Manson: This is what I heard, but he won't confirm it. He was caught using a low-E string to auto-eroticize. He had it tied around his throat while he was masturbating in the employee bathroom. You can print that. He won't confirm it, but that's what I heard.

GS: How are your guitars set up?

Zum: The three I built are tuned to E flat for the first three songs in the set; E for about five of them; D for "Little Horn"; some B tuning, then D for "Beautiful People" and E all the way out. Straight E. The whole middle of the set is standard tuning. the first three songs are flat. They're in E on the album, but live, we play them lower.

GS: What were you going for when you were building those guitars?

Zum: I have a 1975 Start at home that I absolutely love, but I don't like to have a humbucker put into a Strat because it ruins the whole purpose. I'm not into the pointy guitars, either. I just wanted something thick, a flat body, a humbucker, and volume. I took the neck humbucker out so I can just toggle it off and so I don't have to worry about another set of pickups that I never use. I like the feel of the Strat neck and the headstock is comfortable. The neck is completely unfinished. It's a really comfortable feel for me.

GS: So what was the guitar company you worked for?

________

The show has ended, most of the fans have left and the stage is slick with Manson's blood. While the band retires to its tour bus, techs and roadies break down the set. After a spell, Zim Zum comes out to talk a bit more before leaving for Detroit. He's still wearing his makeup-charcoal black around the eyes, ghoul-white pancaking on the rest of his face. The soft-spoken guitarist is clearly wound up from an evening of spine-tingling metal-industrial excess.

"We had a good show," he says, sipping at a bottle of hard cider. "When we play, it's about the five of us feeding off of each other, and people feed off of that. It's just a vibe that starts with us and works its way out to the crowd. What we're doing up here is really no different than what's going on out there."

A young man approaches and pulls up his shirt. Drummer Ginger Fish and Zim Zum's signatures are tattooed on his back. The thick black cursive lines are lined with the typical raw-red skin discoloration that goes with brand new tats.

Zim Zum is floored. He signed the kid's back the previous night.

"That's unbelievable," he finally whispers. Addressing the fan, he adds, shaking his head: "That's very cool, but you're completely out of your mind."

"I know," says the fan. "I don't care." He bounds off.

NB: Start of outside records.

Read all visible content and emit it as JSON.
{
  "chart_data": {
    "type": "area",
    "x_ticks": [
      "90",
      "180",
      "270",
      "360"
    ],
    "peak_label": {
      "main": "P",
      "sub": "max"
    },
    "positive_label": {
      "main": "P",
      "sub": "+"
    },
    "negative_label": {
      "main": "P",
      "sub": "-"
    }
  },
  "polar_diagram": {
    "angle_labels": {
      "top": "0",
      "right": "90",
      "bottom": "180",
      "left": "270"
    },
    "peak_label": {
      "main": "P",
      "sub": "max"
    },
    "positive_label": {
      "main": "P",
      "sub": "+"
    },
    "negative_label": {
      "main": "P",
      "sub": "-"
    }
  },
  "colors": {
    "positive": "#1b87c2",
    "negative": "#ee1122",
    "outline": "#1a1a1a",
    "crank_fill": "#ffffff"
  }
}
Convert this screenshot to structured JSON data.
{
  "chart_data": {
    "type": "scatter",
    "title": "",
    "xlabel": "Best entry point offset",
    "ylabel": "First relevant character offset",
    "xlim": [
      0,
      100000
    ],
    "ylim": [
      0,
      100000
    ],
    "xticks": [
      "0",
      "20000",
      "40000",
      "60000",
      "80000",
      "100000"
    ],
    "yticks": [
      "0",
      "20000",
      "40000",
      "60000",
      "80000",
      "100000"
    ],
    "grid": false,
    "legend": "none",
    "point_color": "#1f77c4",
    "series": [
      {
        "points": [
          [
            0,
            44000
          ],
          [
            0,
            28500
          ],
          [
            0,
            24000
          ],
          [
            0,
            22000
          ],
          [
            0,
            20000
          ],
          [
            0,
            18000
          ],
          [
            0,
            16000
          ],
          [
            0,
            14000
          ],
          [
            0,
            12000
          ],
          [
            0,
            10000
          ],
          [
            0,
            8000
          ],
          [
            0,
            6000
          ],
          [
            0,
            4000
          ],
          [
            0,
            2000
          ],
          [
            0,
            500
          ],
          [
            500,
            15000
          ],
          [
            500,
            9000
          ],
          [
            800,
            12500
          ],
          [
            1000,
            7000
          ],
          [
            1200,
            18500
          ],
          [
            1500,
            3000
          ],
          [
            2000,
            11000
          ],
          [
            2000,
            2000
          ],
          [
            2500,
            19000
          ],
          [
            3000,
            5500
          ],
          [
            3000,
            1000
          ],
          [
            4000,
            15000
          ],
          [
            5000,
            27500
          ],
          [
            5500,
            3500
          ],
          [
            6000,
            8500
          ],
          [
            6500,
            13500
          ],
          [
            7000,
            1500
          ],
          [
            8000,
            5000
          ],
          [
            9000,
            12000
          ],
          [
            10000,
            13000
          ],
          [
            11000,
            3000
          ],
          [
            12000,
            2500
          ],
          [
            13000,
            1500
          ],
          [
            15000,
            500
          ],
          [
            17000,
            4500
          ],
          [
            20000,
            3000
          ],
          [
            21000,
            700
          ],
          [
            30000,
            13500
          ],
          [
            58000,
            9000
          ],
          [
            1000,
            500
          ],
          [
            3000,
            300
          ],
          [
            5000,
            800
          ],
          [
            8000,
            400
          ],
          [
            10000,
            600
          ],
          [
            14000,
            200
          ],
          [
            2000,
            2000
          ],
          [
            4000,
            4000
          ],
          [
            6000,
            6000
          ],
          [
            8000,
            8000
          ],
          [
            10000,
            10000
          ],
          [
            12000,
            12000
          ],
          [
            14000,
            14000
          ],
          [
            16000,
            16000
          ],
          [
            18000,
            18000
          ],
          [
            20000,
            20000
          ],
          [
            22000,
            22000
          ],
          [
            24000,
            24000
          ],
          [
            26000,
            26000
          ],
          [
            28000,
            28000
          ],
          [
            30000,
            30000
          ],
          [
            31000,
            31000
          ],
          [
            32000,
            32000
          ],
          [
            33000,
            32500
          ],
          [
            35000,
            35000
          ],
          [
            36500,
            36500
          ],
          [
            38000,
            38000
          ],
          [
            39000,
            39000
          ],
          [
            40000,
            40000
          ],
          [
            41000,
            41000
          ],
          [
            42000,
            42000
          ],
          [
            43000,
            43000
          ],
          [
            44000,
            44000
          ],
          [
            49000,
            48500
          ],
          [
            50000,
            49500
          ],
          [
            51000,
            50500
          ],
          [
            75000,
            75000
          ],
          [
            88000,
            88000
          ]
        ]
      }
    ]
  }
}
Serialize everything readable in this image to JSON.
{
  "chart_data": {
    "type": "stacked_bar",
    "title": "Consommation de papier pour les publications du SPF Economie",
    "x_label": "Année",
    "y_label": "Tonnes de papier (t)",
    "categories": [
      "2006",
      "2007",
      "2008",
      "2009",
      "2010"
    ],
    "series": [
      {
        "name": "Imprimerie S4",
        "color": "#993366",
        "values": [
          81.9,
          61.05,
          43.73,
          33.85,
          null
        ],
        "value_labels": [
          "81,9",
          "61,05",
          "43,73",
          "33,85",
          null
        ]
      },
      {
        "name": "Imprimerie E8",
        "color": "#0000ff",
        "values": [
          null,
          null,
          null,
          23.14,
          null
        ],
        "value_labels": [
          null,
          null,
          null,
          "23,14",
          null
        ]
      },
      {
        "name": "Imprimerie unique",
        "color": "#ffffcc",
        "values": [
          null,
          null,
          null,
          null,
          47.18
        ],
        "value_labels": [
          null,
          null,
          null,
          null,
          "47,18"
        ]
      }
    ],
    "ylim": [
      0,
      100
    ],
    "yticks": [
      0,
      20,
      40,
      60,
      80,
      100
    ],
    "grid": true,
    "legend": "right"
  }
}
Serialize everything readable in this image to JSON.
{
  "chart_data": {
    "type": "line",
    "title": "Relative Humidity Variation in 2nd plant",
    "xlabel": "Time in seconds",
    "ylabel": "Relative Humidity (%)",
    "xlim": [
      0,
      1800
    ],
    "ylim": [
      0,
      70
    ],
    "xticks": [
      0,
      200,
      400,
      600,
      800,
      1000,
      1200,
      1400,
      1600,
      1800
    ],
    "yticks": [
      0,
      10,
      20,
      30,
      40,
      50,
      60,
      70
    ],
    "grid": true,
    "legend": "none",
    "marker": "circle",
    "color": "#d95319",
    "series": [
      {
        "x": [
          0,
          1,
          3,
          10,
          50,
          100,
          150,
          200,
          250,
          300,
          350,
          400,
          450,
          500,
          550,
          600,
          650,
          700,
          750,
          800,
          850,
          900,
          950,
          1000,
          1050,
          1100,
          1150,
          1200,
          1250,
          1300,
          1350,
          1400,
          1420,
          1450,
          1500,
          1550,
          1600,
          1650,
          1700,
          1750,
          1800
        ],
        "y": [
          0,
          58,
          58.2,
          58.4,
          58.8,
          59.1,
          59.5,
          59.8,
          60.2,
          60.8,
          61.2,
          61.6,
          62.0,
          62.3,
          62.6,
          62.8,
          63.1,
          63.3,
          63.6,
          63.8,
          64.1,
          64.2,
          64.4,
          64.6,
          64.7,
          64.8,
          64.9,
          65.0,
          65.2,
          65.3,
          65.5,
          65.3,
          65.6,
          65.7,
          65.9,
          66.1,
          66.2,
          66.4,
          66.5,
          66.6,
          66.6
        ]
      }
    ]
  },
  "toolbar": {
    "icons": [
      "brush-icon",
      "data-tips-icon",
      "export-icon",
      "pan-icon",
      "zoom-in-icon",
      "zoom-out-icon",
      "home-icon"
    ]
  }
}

"That kid's had a busy day," says Zim. "I'm the more introverted one in the band, and things like that... I'm usually of few words, so something like that leaves me completely speechless. It's good to see. When I play, I give just about everything I have, from the minute we hit the stage to the minute we leave. They're giving it back to us. But that kind of devotion is a lot to take in. I hope he's as happy about it in 10 years as he is about it today. If it makes him happy today, I guess that's all that matters. Ten years from now, who knows what any of us are going to be doing."

If Marilyn Manson has its way, we could all be dead. For Zim, if could be even worse: "I'll probably be working in a record store."